Whether it’s making pancakes, grilling meats, or creating new combinations of food, he loves cooking. He attended the Institute of Culinary Education in New York City, and to this day, his friends will call him and ask if he wants to work the lines one night, grill for them, or even cater – he’s that good. He even described what his favorite kind of burger looks like.
“A Wagyu beef burger, brioche bun, a garlic bearnaise, brioche butter on the bread, an oregano, spicy aioli with lettuce, tomato, lots of pickles. And then some skinny stringy fried onions right in the middle of it. And some parmesan fries and a shake,” Vidale said.
Before ever learning how to cook, Vidale worked for MTV after graduating from Iona University, where he played 67 games for the water polo team. At MTV, he worked in production management with VH1 on music videos and behind-the-scenes paperwork. After that gig, he went to IMG, working tennis shows and fashion week in Bryant Park.
His journey from MTV to IMG to culinary school and to coaching several water polo teams before finding his way to Marist is certainly a unique path. Adding to this uniqueness is how Vidale learned how to play the ukulele during the height of the pandemic – he now has 10 songs under his belt.

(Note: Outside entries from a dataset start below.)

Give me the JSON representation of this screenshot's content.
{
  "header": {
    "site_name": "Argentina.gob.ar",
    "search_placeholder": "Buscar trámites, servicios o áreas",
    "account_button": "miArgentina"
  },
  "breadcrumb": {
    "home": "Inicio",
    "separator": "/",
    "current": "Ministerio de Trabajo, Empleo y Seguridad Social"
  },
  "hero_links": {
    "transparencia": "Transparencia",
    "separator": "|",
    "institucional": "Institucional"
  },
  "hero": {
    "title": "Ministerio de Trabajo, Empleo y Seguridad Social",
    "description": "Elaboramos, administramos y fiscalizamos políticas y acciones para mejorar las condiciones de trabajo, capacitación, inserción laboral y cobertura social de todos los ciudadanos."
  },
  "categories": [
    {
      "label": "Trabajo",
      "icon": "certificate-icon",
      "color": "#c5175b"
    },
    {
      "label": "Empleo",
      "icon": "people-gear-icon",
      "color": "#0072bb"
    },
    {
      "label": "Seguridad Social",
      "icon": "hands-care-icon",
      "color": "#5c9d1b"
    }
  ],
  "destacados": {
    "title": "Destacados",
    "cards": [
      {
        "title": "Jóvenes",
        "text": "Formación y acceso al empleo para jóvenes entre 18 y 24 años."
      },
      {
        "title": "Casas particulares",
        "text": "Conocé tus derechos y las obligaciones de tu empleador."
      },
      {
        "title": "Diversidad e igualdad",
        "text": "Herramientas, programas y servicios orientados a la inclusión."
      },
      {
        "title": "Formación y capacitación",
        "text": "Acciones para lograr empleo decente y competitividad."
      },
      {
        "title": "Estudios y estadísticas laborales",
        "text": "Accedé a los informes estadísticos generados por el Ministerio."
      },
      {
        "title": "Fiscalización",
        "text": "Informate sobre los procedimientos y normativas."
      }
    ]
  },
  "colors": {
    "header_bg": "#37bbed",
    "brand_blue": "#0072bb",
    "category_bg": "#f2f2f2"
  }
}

“It started with Lava from that Disney movie. My kids liked it, so it started with that. And then I’m working on Best Friend by Rex Orange County, trying to get there,” Vidale said.
None of this even mentions how he won a bronze medal with Trinidad and Tobago at the 2009 CCCAN Games or that going into this season, he had surpassed 50 wins against MAAC teams and over 100 overall. What can’t he do?
The man from the sunshine state certainly has had many bright moments over the course of his life. For him, it’s all about enjoying himself as his mother always preached.
“As long as life is surrounded by good, happy people, a tasty meal, a beverage to wash it down, family, and friends, life’s good.”